There is a 2000-year-old Rabbinic debate as to whether “Do not Covet” is contravened by action, only when an object is illicitly obtained, or whether the desire itself is wrong. Maimonides tries to speak of both!
#10 A person does not violate this commandment until one actually takes the article coveted, until coveting is accompanied by a deed.
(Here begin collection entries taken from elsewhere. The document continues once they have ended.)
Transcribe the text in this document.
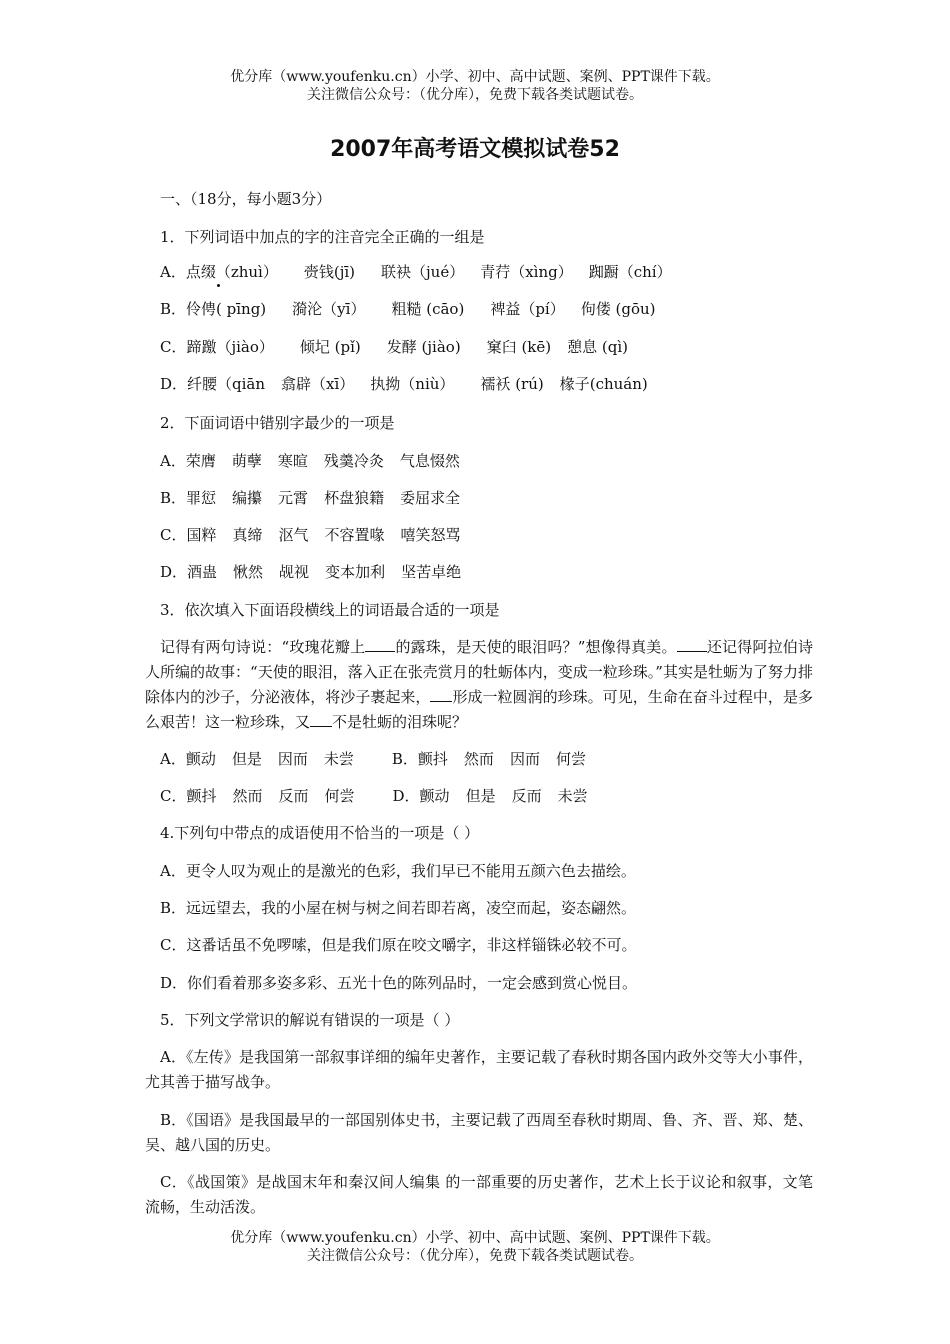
优分库（www.youfenku.cn）小学、初中、高中试题、案例、PPT课件下载。
关注微信公众号：（优分库），免费下载各类试题试卷。
2007年高考语文模拟试卷52
一、（18分，每小题3分）
1．下列词语中加点的字的注音完全正确的一组是
A．点缀（zhuì） 赍钱(jī) 联袂（jué） 青荇（xìng） 踟蹰（chí）
B．伶俜( pīng) 漪沦（yī） 粗糙 (cāo) 裨益（pí） 佝偻 (gōu)
C．蹄躈（jiào） 倾圮 (pǐ) 发酵 (jiào) 窠臼 (kē) 憩息 (qì)
D．纤腰（qiān 翕辟（xī） 执拗（niù） 襦袄 (rú) 椽子(chuán)
2．下面词语中错别字最少的一项是
A．荣膺 萌孽 寒暄 残羹冷灸 气息惙然
B．罪愆 编攥 元霄 杯盘狼籍 委屈求全
C．国粹 真缔 沤气 不容置喙 嘻笑怒骂
D．酒蛊 愀然 觇视 变本加利 坚苦卓绝
3．依次填入下面语段横线上的词语最合适的一项是
记得有两句诗说：“玫瑰花瓣上 的露珠，是天使的眼泪吗？”想像得真美。 还记得阿拉伯诗人所编的故事：“天使的眼泪，落入正在张壳赏月的牡蛎体内，变成一粒珍珠。”其实是牡蛎为了努力排除体内的沙子，分泌液体，将沙子裹起来， 形成一粒圆润的珍珠。可见，生命在奋斗过程中，是多么艰苦！这一粒珍珠，又 不是牡蛎的泪珠呢？
A．颤动 但是 因而 未尝	B．颤抖 然而 因而 何尝
C．颤抖 然而 反而 何尝	D．颤动 但是 反而 未尝
4.下列句中带点的成语使用不恰当的一项是（ ）
A．更令人叹为观止的是激光的色彩，我们早已不能用五颜六色去描绘。
B．远远望去，我的小屋在树与树之间若即若离，凌空而起，姿态翩然。
C．这番话虽不免啰嗦，但是我们原在咬文嚼字，非这样锱铢必较不可。
D．你们看着那多姿多彩、五光十色的陈列品时，一定会感到赏心悦目。
5．下列文学常识的解说有错误的一项是（ ）
A．《左传》是我国第一部叙事详细的编年史著作，主要记载了春秋时期各国内政外交等大小事件，尤其善于描写战争。
B．《国语》是我国最早的一部国别体史书，主要记载了西周至春秋时期周、鲁、齐、晋、郑、楚、吴、越八国的历史。
C．《战国策》是战国末年和秦汉间人编集 的一部重要的历史著作，艺术上长于议论和叙事，文笔流畅，生动活泼。
优分库（www.youfenku.cn）小学、初中、高中试题、案例、PPT课件下载。
关注微信公众号：（优分库），免费下载各类试题试卷。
#11: Craving leads to coveting and coveting leads to robbery, for if the owners do not want to sell the object despite the offer of large sums of money, and pressure by friends, the individual who craves the object might be moved to robbery, as in Micah 2:2 “They covet houses and seize them.” And if the owner stands up against them to save his property or to prevents the theft, he will be moved to commit murder. Take, for example, the case of Ahab and Navot. (Mishne Torah, Laws of robbery and theft ch.1)
WHAT DOES THIS DO TO US?
And yet, I am wondering, beyond the strict legal definitions, as to the inner thrust of this command, this virtue. Today we are not likely to rob our neighbour; just to want the same lifestyle as them. “Do not covet” says to me – You have what you need. Don’t look around at others. Be satisfied with what you have. This sort of desire, or as Leon Kass calls it, “deformations of desire” leads us to under-appreciate what we have, and to seek things that, possibly, we should not. The simple act of continually wanting more can frequently be destructive to ourselves, to others and ecologically, to the world. It seems to me like a law that is more pertinent in our day.
Who is Mighty? - He who controls his desires.
Who is Wealthy – He who is happy with what he has.